Sobre o projeto
polyemesis é um servidor de restreaming auto-hospedado cujo diferencial declarado é o roteamento de áudio multicanal por destino. Um único upload é distribuído para tantos destinos quanto o operador configurar, e cada destino recebe sua própria mixagem estéreo somada a partir das trilhas de áudio enviadas pelo encoder. O vídeo é copiado sem alterações, em vez de ser re-encodado.
O caso de uso visado: uma sessão de OBS com trilhas de áudio divididas, onde a trilha um é a mixagem completa incluindo música com direitos autorais, a trilha dois é um feed limpo e a trilha três é o microfone. Plataformas ao vivo normalmente aceitam apenas um par estéreo, portanto, uma única mixagem deve servir a todos ou são necessários vários encoders e uploads. O polyemesis permite que o usuário escolha, por destino, quais trilhas são somadas ao feed estéreo daquele destino. O roteamento é configurado entweder como um modo simples de caixa de seleção por trilha ou como uma matriz de mixagem de canal para saída com ganho por célula.
A ingestão é SRT multitrack, descrita como até 32 trilhas AAC, endereçada por token em uma única porta, com RTMP como fallback de trilha única em uma porta endereçada por chave de stream. Medidores de áudio ao vivo são fornecidos para cada canal de cada trilha, destinados a verificar uma trilha limpa antes de entrar ao vivo. Rendições de vídeo podem ser compartilhadas entre destinos que necessitem de um nível inferior: um encode é contado por referência, de modo que um nível não utilizado não custa nada, e as rendições re-encodam apenas o vídeo, mantendo o roteamento de áudio por destino. Overlays em rendições cobrem uma marca d'água de imagem e uma linha de texto fixo, posicionados e dimensionados como porcentagens do quadro.
Os destinos podem ser RTMP(S), SRT ou arquivo local, cada um iniciável independentemente, com reconexão automática e backoff exponencial. O login em plataformas é oferecido para YouTube, Twitch, Facebook e Kick, com push de chat e metadados onde a API permite, e moderação de chat nas quatro plataformas, incluindo exclusão, banimento, timeout e um cartão de moderador que agrega as mensagens de um usuário em todas as plataformas. Outros recursos operacionais incluem failover com ingestão de standby, uma claquete gerada e um seletor de fonte; métricas Prometheus e regras de alerta no processo com entrega via webhook; webhooks de ciclo de vida assinados em transições de stream e destino; telemetria MQTT retida com descoberta Home Assistant; e TLS autoconfigurável via Let's Encrypt ou CA local. Um grupo de pós-produção cobre gravação multitrack segmentada com retenção, uma fila de jobs, transcrição Whisper com busca de texto completo e um clipper. Muitas configurações são aplicadas sem derrubar o stream, com a ação de salvar indicando quais entraram em vigor.

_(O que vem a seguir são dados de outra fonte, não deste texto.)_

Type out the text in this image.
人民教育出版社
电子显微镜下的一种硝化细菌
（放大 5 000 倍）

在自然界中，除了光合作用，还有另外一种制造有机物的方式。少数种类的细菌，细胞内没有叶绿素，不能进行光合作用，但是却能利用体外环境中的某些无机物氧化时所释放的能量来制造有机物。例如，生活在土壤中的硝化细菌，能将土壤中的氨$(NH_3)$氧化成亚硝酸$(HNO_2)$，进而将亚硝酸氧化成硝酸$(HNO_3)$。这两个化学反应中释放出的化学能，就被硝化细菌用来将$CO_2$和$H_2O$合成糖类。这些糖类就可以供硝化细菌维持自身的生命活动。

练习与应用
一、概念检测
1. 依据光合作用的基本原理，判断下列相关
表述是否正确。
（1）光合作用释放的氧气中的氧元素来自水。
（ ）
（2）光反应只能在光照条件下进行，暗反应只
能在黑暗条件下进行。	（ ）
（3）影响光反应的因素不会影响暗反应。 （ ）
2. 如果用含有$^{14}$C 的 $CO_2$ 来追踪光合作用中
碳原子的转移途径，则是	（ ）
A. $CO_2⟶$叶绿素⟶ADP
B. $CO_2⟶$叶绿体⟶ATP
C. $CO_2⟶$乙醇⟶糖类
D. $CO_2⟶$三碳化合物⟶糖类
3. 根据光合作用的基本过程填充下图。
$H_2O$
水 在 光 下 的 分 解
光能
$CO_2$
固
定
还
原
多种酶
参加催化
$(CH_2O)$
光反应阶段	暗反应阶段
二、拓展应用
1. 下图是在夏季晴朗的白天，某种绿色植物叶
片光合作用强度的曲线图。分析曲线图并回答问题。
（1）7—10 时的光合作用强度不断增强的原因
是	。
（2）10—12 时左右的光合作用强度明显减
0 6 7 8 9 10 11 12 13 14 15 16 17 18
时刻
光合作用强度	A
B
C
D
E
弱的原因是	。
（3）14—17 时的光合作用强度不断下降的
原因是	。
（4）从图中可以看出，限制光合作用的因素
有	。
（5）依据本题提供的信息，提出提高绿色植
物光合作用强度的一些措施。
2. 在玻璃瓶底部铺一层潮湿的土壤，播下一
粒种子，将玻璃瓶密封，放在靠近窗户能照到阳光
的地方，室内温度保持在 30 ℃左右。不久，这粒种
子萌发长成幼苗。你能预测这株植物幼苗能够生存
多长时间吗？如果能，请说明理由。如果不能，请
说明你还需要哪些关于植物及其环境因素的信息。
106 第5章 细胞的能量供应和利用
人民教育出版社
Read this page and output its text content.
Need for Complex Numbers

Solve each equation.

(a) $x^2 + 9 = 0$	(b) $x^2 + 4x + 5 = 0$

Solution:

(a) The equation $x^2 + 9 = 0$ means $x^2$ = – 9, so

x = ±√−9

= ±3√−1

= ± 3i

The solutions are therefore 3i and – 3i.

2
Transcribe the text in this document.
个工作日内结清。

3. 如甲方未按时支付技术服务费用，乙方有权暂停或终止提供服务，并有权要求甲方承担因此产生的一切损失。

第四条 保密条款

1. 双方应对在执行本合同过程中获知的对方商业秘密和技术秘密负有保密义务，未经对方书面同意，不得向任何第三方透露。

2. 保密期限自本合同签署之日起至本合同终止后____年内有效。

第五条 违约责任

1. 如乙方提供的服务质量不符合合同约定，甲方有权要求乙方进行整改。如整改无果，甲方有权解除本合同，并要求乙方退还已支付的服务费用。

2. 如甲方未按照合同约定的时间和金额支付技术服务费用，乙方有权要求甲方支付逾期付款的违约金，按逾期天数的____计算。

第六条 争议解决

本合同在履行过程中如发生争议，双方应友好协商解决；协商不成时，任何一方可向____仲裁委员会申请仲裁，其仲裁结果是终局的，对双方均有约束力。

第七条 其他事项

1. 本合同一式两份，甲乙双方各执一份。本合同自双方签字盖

O software é fornecido como um binário estático único com a UI incorporada, SQLite em Go puro e sem cgo, exigindo FFmpeg 6.0 ou superior compilado com libsrt. Ele se recusa a iniciar com FFmpeg anterior ao 6.0 e avisa quando o SRT está ausente. Uma imagem Docker é publicada. A instalação requer Go 1.27.0+, Node 20.19+/22.12+ e FFmpeg ao compilar a partir de um clone.
O README é explícito sobre as limitações: o projeto está em pré-lançamento com um único mantenedor e sem promessas de compatibilidade; RTMP multitrack não é o caminho operado; não há portas por fonte; há um único usuário sem funções ou permissões por destino; Instagram Live é listado como não suportado; e a adequação do vídeo da fonte é responsabilidade do operador. A maturidade da plataforma difere, com Linux e Docker descritos como primários e Windows como não comprovado, incluindo um defeito conhecido e não resolvido em torno do truncamento de gravação ao parar o serviço. A tabela de comparação o posiciona contra datarhei/Restreamer e restream.io, e o README afirma que o Restreamer é mais maduro onde áudios diferentes por plataforma não são necessários. A licença é MIT.